The contents of the CSV array are 99.9+% repeating, meaning they will very often share the exact same contents as a a previously imported array. A rough guess is there are 20k combinations existing, and less than 1k new per month, and will range from 6 cols x 15 rows to 6 cols x 50 rows.

So current plan is to use a MD5 hash during the (not SQL related) export process to identify the contents of this CSV file, and export only the md5 (32 digit hex) as a lookup to identify the contents. If the SQL import process finds a new (unknown) MD5 it will request the actual contents, otherwise it will simply use the MD5 as a key/id/code for the actual array contents that are already stored.

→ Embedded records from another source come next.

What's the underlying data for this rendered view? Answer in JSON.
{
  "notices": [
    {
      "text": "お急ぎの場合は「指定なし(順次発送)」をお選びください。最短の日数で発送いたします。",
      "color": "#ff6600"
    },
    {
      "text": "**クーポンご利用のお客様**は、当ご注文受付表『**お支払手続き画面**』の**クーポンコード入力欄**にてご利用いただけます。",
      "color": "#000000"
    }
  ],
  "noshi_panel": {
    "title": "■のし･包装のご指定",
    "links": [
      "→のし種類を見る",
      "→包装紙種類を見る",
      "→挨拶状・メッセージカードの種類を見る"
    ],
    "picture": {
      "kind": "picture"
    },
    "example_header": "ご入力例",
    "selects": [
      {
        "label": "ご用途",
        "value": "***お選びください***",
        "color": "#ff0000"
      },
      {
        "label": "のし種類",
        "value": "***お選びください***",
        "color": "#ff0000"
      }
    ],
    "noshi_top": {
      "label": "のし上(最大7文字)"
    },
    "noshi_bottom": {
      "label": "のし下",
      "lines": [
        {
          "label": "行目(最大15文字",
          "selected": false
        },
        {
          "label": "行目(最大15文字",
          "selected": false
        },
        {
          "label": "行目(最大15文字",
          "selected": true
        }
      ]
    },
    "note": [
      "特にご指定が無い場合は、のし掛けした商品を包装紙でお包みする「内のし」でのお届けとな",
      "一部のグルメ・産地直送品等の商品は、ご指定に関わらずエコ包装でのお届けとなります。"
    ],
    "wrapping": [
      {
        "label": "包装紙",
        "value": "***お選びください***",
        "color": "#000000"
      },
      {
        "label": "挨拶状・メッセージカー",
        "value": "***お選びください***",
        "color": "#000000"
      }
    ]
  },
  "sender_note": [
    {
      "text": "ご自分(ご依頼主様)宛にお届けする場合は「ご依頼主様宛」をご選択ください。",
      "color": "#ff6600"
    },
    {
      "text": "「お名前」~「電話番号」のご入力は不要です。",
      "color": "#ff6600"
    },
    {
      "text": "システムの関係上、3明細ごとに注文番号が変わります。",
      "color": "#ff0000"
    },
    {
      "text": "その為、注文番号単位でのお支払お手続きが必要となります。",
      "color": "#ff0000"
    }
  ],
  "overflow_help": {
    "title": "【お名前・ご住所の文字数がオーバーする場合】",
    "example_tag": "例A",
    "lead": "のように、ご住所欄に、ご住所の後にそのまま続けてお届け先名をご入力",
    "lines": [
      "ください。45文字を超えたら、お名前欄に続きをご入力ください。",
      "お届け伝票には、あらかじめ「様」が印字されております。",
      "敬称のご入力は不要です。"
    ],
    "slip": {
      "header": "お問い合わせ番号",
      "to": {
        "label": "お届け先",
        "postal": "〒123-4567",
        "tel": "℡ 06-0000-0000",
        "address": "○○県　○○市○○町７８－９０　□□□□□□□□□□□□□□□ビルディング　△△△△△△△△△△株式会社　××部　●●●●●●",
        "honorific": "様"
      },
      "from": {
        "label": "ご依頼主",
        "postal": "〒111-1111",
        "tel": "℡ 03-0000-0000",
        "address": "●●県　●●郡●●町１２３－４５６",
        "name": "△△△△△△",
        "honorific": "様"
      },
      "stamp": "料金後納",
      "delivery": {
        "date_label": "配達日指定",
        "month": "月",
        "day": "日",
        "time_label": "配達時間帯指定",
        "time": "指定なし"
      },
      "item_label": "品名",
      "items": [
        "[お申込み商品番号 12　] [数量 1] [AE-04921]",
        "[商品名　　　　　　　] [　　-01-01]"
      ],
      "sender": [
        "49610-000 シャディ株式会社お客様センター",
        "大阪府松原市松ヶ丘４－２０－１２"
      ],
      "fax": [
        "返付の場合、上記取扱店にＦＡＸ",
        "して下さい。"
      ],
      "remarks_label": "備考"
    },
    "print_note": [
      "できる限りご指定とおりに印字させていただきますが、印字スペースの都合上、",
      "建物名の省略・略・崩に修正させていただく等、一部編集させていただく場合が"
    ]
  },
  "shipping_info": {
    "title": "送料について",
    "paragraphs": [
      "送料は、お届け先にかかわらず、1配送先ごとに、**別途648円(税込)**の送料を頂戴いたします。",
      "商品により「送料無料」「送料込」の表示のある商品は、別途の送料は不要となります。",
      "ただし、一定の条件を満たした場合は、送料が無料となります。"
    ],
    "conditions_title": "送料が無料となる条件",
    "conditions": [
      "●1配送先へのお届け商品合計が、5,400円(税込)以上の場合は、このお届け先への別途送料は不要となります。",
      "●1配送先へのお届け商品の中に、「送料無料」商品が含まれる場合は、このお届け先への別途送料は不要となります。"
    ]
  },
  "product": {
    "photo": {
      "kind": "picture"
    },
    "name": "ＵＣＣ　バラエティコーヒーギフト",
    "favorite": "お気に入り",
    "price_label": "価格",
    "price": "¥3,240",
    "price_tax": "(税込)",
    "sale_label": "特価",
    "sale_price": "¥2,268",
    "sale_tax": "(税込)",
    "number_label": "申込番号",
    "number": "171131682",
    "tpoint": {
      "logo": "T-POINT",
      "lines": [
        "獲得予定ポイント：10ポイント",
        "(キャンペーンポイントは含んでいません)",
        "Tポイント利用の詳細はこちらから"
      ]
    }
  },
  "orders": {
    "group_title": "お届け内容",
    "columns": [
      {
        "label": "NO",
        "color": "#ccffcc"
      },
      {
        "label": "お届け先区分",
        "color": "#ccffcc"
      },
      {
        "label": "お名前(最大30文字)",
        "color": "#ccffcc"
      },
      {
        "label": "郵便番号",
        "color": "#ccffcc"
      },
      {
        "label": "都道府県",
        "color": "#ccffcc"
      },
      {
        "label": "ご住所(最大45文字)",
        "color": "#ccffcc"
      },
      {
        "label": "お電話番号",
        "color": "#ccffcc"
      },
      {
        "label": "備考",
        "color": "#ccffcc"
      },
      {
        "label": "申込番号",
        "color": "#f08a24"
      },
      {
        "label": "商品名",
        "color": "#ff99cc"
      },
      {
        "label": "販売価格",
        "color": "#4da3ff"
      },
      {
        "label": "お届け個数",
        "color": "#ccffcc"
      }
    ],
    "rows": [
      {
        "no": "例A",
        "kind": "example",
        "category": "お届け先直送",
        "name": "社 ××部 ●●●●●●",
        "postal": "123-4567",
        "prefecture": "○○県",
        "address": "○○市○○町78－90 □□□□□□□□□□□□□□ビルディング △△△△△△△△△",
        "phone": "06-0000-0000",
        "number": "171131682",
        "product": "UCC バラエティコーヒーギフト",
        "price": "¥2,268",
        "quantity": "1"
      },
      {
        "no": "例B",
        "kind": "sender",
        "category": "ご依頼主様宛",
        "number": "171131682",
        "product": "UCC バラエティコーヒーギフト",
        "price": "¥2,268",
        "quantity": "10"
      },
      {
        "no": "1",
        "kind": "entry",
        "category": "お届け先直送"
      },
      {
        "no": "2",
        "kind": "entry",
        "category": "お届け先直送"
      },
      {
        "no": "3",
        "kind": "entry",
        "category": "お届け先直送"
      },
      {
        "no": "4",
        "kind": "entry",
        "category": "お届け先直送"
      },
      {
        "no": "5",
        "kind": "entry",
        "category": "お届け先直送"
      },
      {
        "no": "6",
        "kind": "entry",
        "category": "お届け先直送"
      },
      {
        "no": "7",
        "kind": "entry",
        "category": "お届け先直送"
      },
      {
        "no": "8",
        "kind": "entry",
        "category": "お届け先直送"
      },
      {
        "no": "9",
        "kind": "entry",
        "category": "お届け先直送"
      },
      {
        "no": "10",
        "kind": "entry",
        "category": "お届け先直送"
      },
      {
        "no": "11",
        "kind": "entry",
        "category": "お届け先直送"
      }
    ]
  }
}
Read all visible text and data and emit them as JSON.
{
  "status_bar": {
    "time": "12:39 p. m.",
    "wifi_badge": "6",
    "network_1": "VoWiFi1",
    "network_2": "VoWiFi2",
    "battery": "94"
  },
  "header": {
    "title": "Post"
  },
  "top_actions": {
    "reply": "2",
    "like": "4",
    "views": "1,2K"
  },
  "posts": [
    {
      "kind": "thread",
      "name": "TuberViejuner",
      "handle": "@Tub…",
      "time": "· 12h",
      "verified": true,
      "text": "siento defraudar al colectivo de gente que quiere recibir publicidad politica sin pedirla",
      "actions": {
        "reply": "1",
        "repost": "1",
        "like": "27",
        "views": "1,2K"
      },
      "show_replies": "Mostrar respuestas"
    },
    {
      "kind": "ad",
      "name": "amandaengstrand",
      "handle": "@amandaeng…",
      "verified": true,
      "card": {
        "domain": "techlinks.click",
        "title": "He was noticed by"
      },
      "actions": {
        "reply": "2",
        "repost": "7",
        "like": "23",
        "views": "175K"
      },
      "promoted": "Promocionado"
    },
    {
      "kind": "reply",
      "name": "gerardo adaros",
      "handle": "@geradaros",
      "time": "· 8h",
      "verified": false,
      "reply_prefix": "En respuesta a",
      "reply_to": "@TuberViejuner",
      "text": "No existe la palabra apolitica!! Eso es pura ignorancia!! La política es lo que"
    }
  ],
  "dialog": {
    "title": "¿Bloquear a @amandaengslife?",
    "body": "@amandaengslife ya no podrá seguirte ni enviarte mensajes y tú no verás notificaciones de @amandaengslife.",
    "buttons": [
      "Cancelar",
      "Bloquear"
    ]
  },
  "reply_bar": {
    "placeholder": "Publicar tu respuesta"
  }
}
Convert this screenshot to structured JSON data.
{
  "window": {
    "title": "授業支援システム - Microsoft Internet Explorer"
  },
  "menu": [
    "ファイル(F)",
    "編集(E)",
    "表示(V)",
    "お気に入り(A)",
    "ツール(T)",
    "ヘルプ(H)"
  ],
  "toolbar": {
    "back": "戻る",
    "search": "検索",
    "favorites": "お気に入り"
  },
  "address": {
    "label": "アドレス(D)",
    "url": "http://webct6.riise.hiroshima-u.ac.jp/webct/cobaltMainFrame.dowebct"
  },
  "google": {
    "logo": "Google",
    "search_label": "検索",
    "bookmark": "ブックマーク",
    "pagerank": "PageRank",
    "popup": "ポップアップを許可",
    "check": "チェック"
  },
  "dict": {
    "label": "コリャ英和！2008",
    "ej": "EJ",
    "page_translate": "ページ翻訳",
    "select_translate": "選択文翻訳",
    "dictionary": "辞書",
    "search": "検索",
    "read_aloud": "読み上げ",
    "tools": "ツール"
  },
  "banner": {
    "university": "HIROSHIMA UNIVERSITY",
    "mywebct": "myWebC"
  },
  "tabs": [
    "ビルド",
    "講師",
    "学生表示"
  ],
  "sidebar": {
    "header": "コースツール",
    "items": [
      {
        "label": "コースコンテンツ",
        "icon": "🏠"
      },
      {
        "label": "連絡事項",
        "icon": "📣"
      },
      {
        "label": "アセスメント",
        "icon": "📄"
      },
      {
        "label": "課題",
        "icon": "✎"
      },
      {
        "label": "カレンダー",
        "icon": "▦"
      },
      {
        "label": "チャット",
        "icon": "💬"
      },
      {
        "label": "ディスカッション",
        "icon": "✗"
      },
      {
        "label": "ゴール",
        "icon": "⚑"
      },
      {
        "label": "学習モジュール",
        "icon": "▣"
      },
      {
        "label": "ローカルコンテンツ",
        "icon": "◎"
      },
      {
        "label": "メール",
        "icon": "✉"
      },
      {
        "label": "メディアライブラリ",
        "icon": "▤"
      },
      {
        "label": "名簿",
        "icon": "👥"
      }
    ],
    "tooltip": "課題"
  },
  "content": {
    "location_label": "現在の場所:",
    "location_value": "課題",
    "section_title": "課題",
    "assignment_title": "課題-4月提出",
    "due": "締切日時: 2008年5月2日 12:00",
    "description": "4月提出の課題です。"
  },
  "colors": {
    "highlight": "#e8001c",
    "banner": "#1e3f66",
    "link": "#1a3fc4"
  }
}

There's probably a certain terminology I'm not familiar with for this type of thing.. I've never heard of something like this. I realize collision is a threat, but I'm unsure how much I should be worried about it with this type of data (similar size/contents, but a relatively small amount of possibilities). I think up to even 0.1% collision would be acceptable which is probably way more than enough.


Does this sound like a bad idea to anyone? Are there certain hash functions I should use for this type of thing? Anyone have suggestions of where to look next?

Thanks!

Kristen
Test

22859 Posts

Posted - 2007-10-02 : 04:31:45
We use an "integration" server for this type of activity.

We "pull" the data from the source (CSV, remote Oracle database , whatever!) into #TEMP table

Then we "Upsert" the Staging tables in the Integration database.

The Staging tables hold ONLY the columns WE need. (i.e. the Import data may have more columns that we actually store).

The Staging tables also have an Update Date column. The Upsert sets that date.

We then Upsert into the production database, but only records where the UpdateDate is more recent than last time (we store the Max(UpdateColumn) value AFTER a successful Upsert of production.)

Typically the Integration server is "close" (in network/bandwidth terms) to the Source data, so only minimal "really-changed" data needs to be shipped over the longer, slower, bandwidth to the remote server.

And in our context "really-changed" means in columns that WE are interested in, therefore many rows that have physically changed may not be regarded as a change at all to us.